Don’t say we didn’t warn you. In previous interesting articles, various possibilities were mooted. Now a hairy professor at Harvard University, in the US, is planning to speed up our reincarnation of the hairiest animal that ever lived-the Woolly Mammoth, Mammuthus primigenius. Quite closely related to the Asian Elephas and descended from the African Loxodonta, mammoths differ in their cold-tolerance by virtue of around 14 alleles in their genome from that of their closest relative.

Professor George Church plans to insert these genes into Asian elephant embryos and study how they develop. His viewpoint is that we have caused so much extinction, the means of recreating recently extinct (about 3,300 years only according to remains on Wrangel Island in Siberia) species should be a useful technology. The name of the worthy-enough game is De-extinction. Genetic engineers in Japan and Russia have been longing to slip a working genome of the mammoth into the Elephas egg for years. Here is our story on the discovery of the little mammoth, Yuka. Cutting short the time for such progress will bring us mammephants with thick hair and subcutaneous fat, small ears and special haemoglobin, in a short time.

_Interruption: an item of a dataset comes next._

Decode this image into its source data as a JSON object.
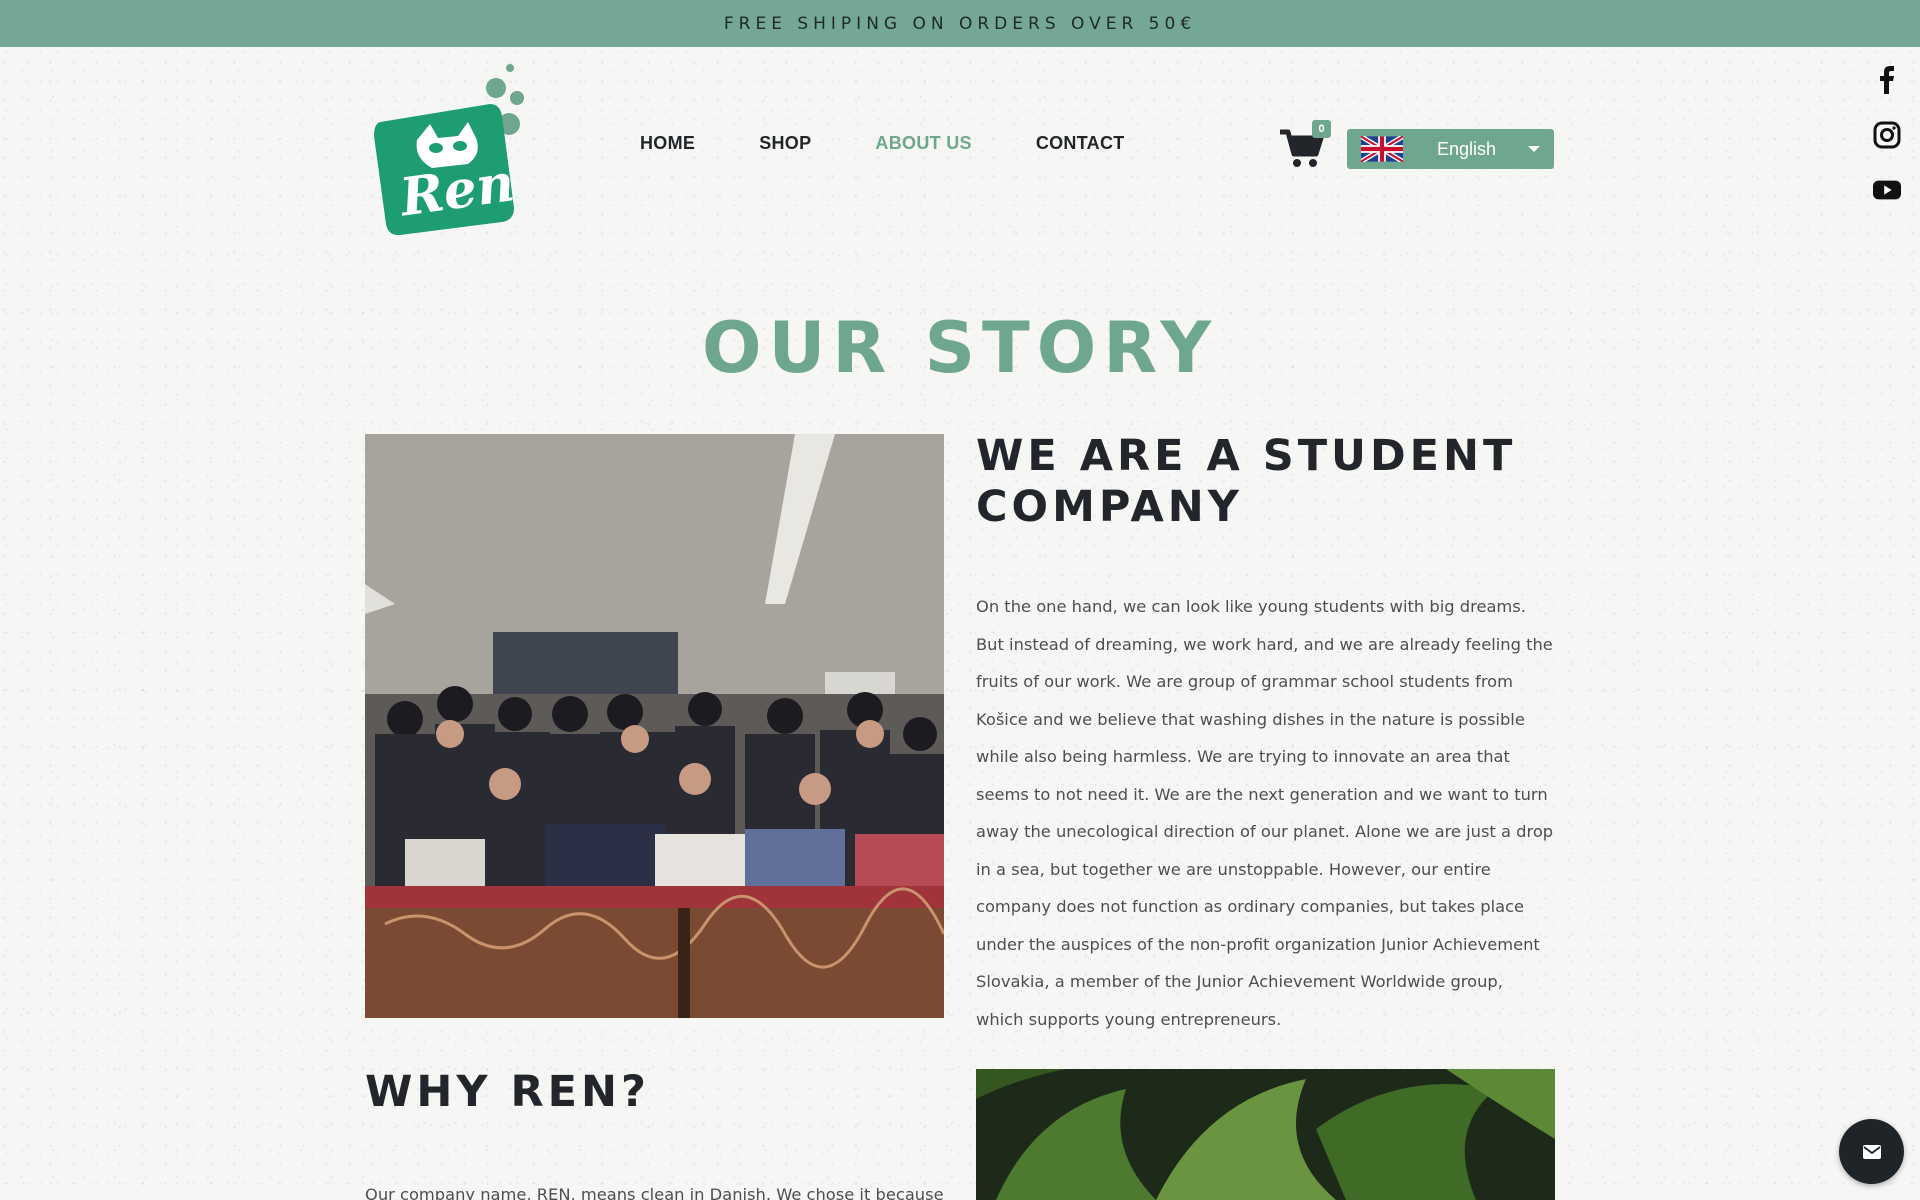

Already, the 14 alleles function well with the elephant genome. Using the related species as a template is a much better idea, possibly, than using the actual elephant genome + 14 definitive genes. That is yet to be achieved, but this kind of animal will be so close to a mammoth, we probably won’t be able to detect much difference. Author, Beth Shapiro, has cashed in on this odd Mammoth Race by writing a book, How to Clone a Mammoth. From the University of California, she will advertise her theories on May 21st at the Royal Institution in London.

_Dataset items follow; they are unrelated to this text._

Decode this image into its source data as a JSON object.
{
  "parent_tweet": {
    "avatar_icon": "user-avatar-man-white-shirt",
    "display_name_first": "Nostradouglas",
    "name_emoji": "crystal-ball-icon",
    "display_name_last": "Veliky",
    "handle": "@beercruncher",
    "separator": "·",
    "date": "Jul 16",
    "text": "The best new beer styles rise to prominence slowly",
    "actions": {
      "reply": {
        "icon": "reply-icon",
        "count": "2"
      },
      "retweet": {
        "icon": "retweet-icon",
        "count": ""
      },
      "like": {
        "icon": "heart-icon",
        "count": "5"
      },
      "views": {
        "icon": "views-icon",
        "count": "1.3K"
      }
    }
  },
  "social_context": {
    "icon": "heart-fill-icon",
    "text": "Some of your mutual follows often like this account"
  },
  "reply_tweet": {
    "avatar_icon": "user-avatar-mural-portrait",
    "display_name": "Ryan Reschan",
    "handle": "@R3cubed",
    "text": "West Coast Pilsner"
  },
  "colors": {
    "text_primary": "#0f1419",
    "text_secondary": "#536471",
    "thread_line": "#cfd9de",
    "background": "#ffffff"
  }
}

Realism would be a useful injection into the DNA of those working on genetic projects such as these. Disease research has certainly benefited from genome studies and bacterial modification. The future of some genetic engineering is very bright. To consider our depleted ecosystems as suitable for reconstruction by large mammals is another situation altogether, While disease would normally only be eradicated, the precious habitats that we are losing could be as damaged as many others by anthropogenic introduction. It is interesting that Professor Church doesn’t intend publishing his Crispr technique yet, apart from noting the precision editing he employs with the elephant DNA.

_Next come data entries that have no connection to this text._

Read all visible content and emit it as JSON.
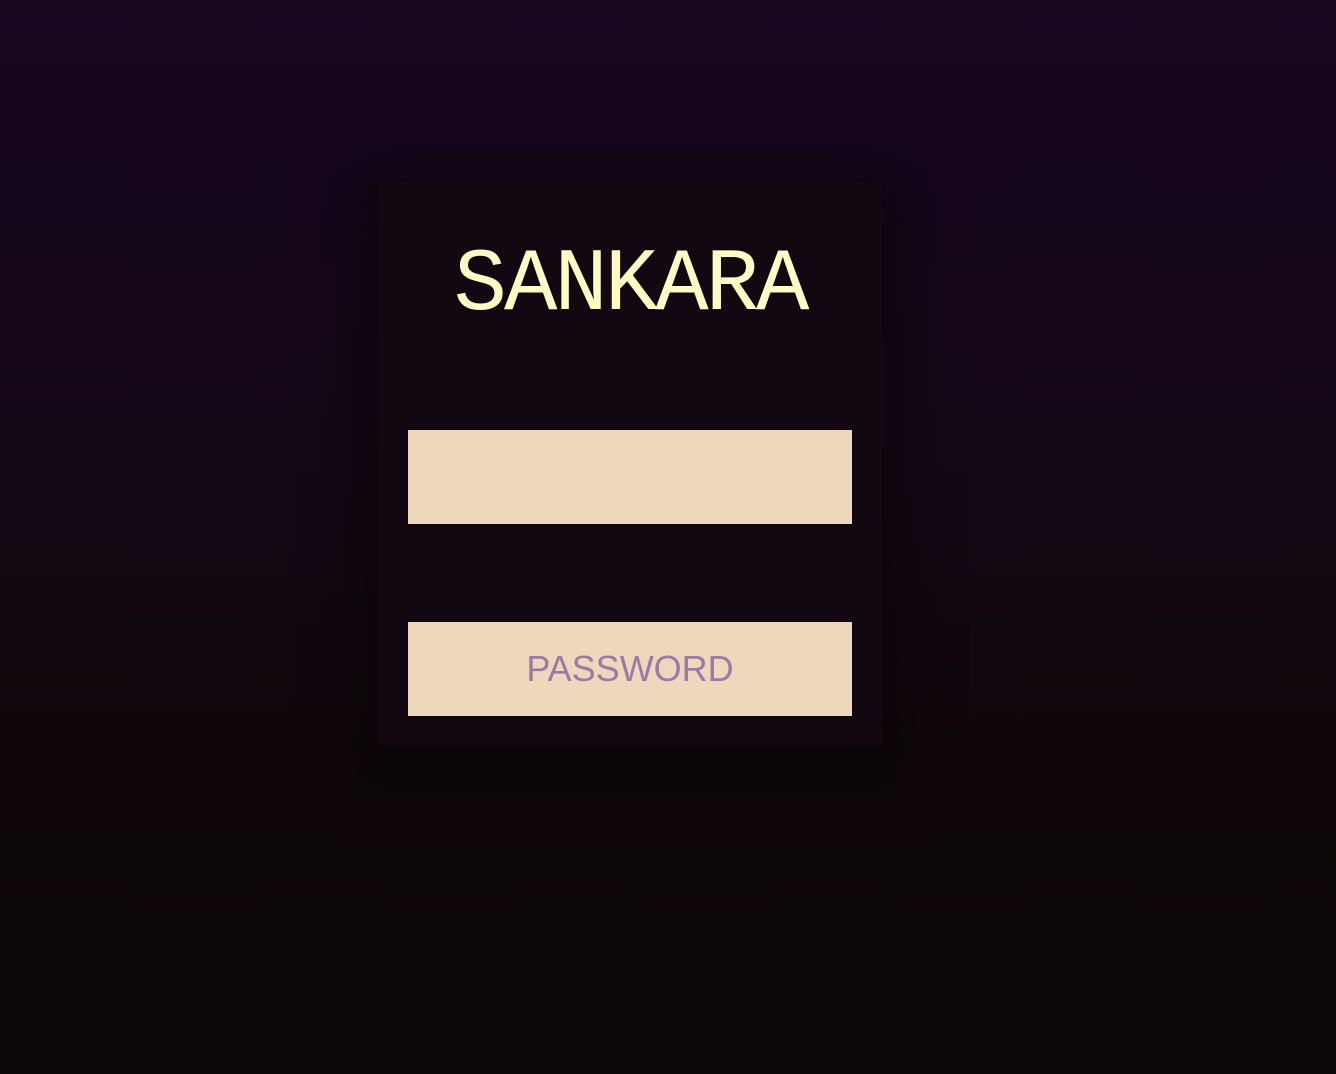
{
  "login": {
    "brand": "SANKARA",
    "username_field": {
      "value": "",
      "placeholder": ""
    },
    "password_field": {
      "value": "",
      "placeholder": "PASSWORD"
    }
  },
  "colors": {
    "brand_text": "#fffbc4",
    "field_background": "#eed8bc",
    "placeholder_text": "#9c7aa7",
    "card_background": "#130712"
  }
}
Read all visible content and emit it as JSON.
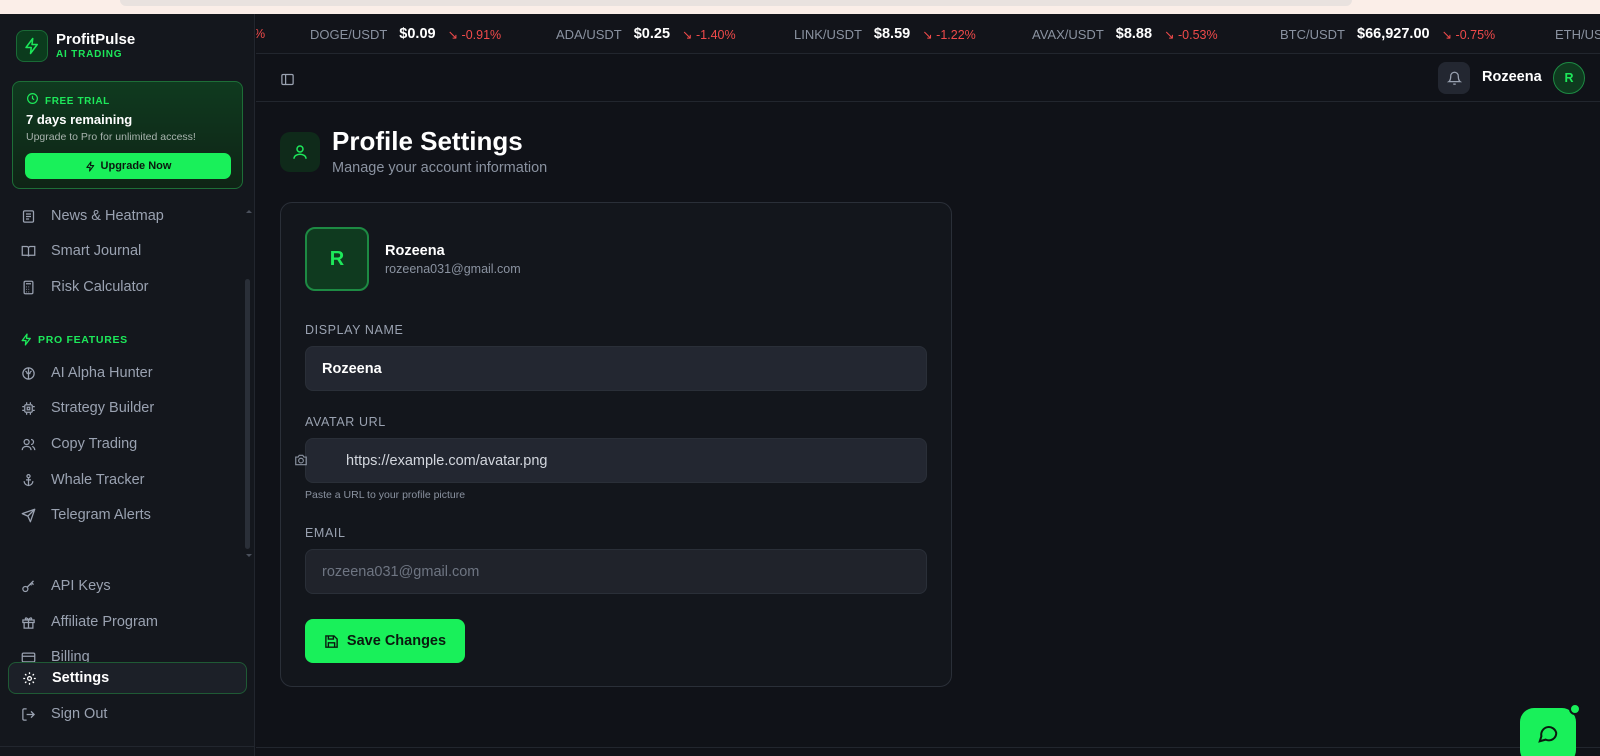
{
  "brand": {
    "name": "ProfitPulse",
    "sub": "AI TRADING"
  },
  "trial": {
    "tag": "FREE TRIAL",
    "days": "7 days remaining",
    "desc": "Upgrade to Pro for unlimited access!",
    "button": "Upgrade Now"
  },
  "nav": {
    "items": [
      {
        "label": "News & Heatmap",
        "icon": "newspaper-icon"
      },
      {
        "label": "Smart Journal",
        "icon": "book-open-icon"
      },
      {
        "label": "Risk Calculator",
        "icon": "calculator-icon"
      }
    ],
    "pro_label": "PRO FEATURES",
    "pro_items": [
      {
        "label": "AI Alpha Hunter",
        "icon": "brain-icon"
      },
      {
        "label": "Strategy Builder",
        "icon": "cpu-icon"
      },
      {
        "label": "Copy Trading",
        "icon": "users-icon"
      },
      {
        "label": "Whale Tracker",
        "icon": "anchor-icon"
      },
      {
        "label": "Telegram Alerts",
        "icon": "send-icon"
      }
    ],
    "account_items": [
      {
        "label": "API Keys",
        "icon": "key-icon"
      },
      {
        "label": "Affiliate Program",
        "icon": "gift-icon"
      },
      {
        "label": "Billing",
        "icon": "credit-card-icon"
      },
      {
        "label": "Settings",
        "icon": "gear-icon",
        "active": true
      },
      {
        "label": "Sign Out",
        "icon": "log-out-icon"
      }
    ]
  },
  "ticker": [
    {
      "sym": "",
      "price": "",
      "change": "%"
    },
    {
      "sym": "DOGE/USDT",
      "price": "$0.09",
      "change": "-0.91%"
    },
    {
      "sym": "ADA/USDT",
      "price": "$0.25",
      "change": "-1.40%"
    },
    {
      "sym": "LINK/USDT",
      "price": "$8.59",
      "change": "-1.22%"
    },
    {
      "sym": "AVAX/USDT",
      "price": "$8.88",
      "change": "-0.53%"
    },
    {
      "sym": "BTC/USDT",
      "price": "$66,927.00",
      "change": "-0.75%"
    },
    {
      "sym": "ETH/USDT",
      "price": "",
      "change": ""
    }
  ],
  "header": {
    "user": "Rozeena",
    "avatar_letter": "R"
  },
  "page": {
    "title": "Profile Settings",
    "subtitle": "Manage your account information"
  },
  "profile": {
    "avatar_letter": "R",
    "name": "Rozeena",
    "email": "rozeena031@gmail.com",
    "display_name_label": "DISPLAY NAME",
    "display_name_value": "Rozeena",
    "avatar_url_label": "AVATAR URL",
    "avatar_url_value": "https://example.com/avatar.png",
    "avatar_url_help": "Paste a URL to your profile picture",
    "email_label": "EMAIL",
    "email_value": "rozeena031@gmail.com",
    "save_label": "Save Changes"
  },
  "colors": {
    "accent": "#19f05a",
    "negative": "#f04a4a",
    "background": "#101218"
  }
}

The conclusion? We need finance for conservation, not reincarnation. The mammoth could be a useful consumer on the melting and emptying tundra, but donors would be needed to extend the experiment over centuries. The project is not simply a flash in the pan, doomed to neglect when senior scientists die off, like the mammoth. If we need more creatures on earth, perhaps it is a sad truth that if they have died out, they had their chance, and they lost. Very few will get this chance, including almost all of those becoming extinct right now.